As a trading nation, we’re being outperformed by our European neighbours who have successfully engaged their SME sectors in delivering export growth.

According to the World Bank, Germany has outperformed the UK in export growth in 15 out of the last 20 years.

While SMEs are understood to account for almost 20 per cent of exports from Germany, in the UK we have no clear understanding of their contribution as according to a recent Select Committee on Small and Medium Sized Enterprises “the data is inconsistent, based on guess-timates and confused by definitional problems”.

The 2015 Summer Budget acknowledged that the UK must focus outwardly, and called for:

• an accelerated integration of the single market in the EU

• finalising free trade agreements with countries like the US (Scotland’s major trade partner after the EU)

• increased trading links with emerging economies in Asia and Latin America

The BCC’s International Trade Survey 2015 supports this strategy, as it showed that the biggest barrier to entering new markets for 37 per cent of exporters in the North-east of Scotland is regulation.

We would argue that the Treasury also took a step forward by announcing a reduction in corporation tax, since 28 per cent of North-east exporters said this would encourage them to increase their exports.

However, the full implementation of the Cole Commission’s recommendations will be necessary if the UK is to meet its target of driving exports to £1 trillion by 2020.

We particularly welcome the commission’s suggestion to use a joined-up approach to export support and deliver more help to SMEs.

Our Chamber works in partnership with many organisations and our trade missions over the last couple of years have helped exporters connect in Brazil, Nigeria, Mozambique, Tanzania, Kenya, and Uganda.

Our mission to Mexico in September focuses on the oil & gas sector.

It concerns us that, while there are many support schemes for companies, many small companies with a high potential for growth are left unidentified.

The Scottish Parliament Economy, Energy & Tourism Committee’s report in March 2015, “Internationalising Scottish Business”, showed that in 2013 only 16 per cent of all international exports in Scotland were by small companies.

In addition to access to advice and funding, the Wilson Commission’s report on Scottish exports highlighted the need to tackle gaps in skills such as international sales and marketing and foreign languages.

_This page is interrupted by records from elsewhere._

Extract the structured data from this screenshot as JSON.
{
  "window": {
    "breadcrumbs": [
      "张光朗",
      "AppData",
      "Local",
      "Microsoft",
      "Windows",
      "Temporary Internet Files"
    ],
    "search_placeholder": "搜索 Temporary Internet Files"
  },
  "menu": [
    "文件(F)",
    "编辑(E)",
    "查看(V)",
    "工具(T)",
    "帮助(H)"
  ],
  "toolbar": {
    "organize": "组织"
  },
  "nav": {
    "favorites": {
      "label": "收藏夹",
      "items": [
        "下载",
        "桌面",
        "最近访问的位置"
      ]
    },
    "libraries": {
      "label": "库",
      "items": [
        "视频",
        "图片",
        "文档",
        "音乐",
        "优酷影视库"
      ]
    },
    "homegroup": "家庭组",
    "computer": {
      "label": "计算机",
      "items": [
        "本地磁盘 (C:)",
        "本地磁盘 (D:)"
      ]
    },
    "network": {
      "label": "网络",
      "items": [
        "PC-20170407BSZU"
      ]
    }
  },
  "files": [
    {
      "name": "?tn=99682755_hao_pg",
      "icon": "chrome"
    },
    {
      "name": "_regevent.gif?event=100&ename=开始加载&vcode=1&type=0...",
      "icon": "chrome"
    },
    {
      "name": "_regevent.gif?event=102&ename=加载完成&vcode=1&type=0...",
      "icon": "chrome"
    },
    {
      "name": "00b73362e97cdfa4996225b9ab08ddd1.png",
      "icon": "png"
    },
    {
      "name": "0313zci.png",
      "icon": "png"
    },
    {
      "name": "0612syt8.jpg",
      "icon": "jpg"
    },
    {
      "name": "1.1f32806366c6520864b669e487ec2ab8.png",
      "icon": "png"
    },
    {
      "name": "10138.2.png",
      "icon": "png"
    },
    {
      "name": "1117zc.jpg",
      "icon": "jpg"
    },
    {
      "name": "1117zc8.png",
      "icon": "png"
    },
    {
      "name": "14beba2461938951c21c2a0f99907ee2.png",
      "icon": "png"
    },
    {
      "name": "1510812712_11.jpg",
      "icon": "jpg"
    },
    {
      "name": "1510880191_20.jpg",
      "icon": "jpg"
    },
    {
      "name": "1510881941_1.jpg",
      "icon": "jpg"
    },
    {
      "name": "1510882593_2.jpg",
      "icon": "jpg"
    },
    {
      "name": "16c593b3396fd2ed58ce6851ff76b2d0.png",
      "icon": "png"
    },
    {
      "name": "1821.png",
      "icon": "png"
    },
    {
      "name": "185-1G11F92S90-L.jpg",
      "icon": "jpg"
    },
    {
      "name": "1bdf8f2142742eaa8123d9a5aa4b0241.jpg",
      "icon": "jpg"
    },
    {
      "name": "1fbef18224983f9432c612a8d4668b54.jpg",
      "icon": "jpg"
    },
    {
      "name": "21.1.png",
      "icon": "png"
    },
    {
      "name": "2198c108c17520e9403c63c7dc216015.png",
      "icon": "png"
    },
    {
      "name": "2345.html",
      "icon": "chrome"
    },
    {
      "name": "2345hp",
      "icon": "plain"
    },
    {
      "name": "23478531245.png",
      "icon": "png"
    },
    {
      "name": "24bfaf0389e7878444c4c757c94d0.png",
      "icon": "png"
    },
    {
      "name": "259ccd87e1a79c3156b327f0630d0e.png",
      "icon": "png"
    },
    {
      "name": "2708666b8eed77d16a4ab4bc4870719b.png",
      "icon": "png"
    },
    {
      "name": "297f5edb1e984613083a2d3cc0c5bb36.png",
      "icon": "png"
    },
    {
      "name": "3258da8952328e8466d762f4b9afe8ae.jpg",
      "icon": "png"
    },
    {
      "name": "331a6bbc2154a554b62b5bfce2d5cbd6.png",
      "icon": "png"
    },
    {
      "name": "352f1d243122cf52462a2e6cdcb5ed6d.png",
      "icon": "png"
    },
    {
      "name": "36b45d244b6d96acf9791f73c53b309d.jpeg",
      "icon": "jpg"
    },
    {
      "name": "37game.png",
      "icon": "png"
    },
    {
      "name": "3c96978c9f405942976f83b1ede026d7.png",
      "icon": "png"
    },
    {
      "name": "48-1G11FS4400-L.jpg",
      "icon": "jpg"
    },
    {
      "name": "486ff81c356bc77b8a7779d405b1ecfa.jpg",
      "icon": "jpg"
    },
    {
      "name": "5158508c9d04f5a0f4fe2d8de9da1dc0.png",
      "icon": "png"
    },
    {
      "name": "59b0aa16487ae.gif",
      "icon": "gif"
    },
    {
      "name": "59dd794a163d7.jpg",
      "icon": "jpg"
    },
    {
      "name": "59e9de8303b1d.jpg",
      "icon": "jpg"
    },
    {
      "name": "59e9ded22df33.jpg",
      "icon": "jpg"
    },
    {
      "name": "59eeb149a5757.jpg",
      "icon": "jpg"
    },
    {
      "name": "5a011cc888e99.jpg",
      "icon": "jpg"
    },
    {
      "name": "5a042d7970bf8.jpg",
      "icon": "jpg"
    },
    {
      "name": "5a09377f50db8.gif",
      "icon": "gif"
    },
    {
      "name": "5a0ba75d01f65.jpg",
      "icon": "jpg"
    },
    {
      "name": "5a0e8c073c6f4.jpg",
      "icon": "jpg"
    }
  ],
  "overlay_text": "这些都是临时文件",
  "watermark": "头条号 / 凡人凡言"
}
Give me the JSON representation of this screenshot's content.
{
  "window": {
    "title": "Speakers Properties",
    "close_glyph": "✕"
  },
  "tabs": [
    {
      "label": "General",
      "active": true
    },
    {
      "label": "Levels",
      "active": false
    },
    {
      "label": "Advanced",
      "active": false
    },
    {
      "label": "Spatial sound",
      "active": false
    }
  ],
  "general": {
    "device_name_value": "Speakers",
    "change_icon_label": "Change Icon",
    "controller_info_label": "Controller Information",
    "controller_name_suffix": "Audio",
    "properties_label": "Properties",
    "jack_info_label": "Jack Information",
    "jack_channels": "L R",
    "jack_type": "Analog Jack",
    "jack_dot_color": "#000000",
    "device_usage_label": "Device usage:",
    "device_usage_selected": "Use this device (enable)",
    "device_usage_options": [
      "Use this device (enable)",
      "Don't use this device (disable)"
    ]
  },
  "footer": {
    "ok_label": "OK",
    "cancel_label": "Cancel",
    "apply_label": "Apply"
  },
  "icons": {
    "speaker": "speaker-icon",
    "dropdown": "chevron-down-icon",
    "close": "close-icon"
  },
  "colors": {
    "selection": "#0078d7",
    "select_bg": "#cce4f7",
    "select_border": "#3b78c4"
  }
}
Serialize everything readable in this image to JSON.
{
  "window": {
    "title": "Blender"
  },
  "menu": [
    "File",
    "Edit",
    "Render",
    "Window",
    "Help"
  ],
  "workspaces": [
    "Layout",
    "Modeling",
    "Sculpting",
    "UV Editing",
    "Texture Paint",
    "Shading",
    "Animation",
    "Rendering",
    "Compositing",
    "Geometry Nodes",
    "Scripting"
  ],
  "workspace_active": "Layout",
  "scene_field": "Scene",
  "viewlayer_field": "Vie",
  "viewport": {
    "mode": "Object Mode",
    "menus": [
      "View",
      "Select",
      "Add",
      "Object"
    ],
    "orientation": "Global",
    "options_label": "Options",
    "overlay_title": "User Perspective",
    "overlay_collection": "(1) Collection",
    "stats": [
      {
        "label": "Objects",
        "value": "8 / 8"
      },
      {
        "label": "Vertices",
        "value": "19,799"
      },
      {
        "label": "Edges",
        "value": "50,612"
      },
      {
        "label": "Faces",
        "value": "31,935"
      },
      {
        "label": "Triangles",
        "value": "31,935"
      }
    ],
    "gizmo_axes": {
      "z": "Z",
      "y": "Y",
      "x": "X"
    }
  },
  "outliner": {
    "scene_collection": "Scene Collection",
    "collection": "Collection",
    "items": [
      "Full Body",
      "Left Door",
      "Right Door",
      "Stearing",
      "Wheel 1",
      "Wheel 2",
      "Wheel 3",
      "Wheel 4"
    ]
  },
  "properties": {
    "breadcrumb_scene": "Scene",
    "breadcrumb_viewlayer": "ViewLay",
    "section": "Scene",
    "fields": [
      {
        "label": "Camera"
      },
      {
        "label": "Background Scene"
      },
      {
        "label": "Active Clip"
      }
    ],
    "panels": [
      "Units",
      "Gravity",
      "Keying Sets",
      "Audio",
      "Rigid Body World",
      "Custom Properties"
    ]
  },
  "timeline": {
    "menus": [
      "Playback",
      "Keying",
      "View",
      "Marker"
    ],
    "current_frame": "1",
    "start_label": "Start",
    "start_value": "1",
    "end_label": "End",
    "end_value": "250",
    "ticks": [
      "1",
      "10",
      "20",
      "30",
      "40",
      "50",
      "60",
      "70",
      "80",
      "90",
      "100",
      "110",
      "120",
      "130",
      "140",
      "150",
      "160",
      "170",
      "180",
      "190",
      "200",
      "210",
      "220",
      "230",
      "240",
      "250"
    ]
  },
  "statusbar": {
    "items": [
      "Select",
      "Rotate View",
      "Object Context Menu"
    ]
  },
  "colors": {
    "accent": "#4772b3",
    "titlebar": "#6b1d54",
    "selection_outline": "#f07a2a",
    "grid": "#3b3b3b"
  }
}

In January 2015, we said that the UK’s targets seemed out of reach, both because of national gaps and international factors like falling imports in China and Russia and the low oil price.

These continuing factors, compounded with a weak Euro and shaken confidence in the EU, support the view that new opportunities must be explored further afield.

SMEs can be the key to our nation’s trading aspirations, and business organisations like the Chamber network here and overseas can support that growth.

We believe that a joined up approach with the public sector is needed to fill the existing gaps and help businesses of different sizes fulfil their ambitions of internationalisation.

- Liam Smyth is membership director at Aberdeen and Grampian Chamber of Commerce.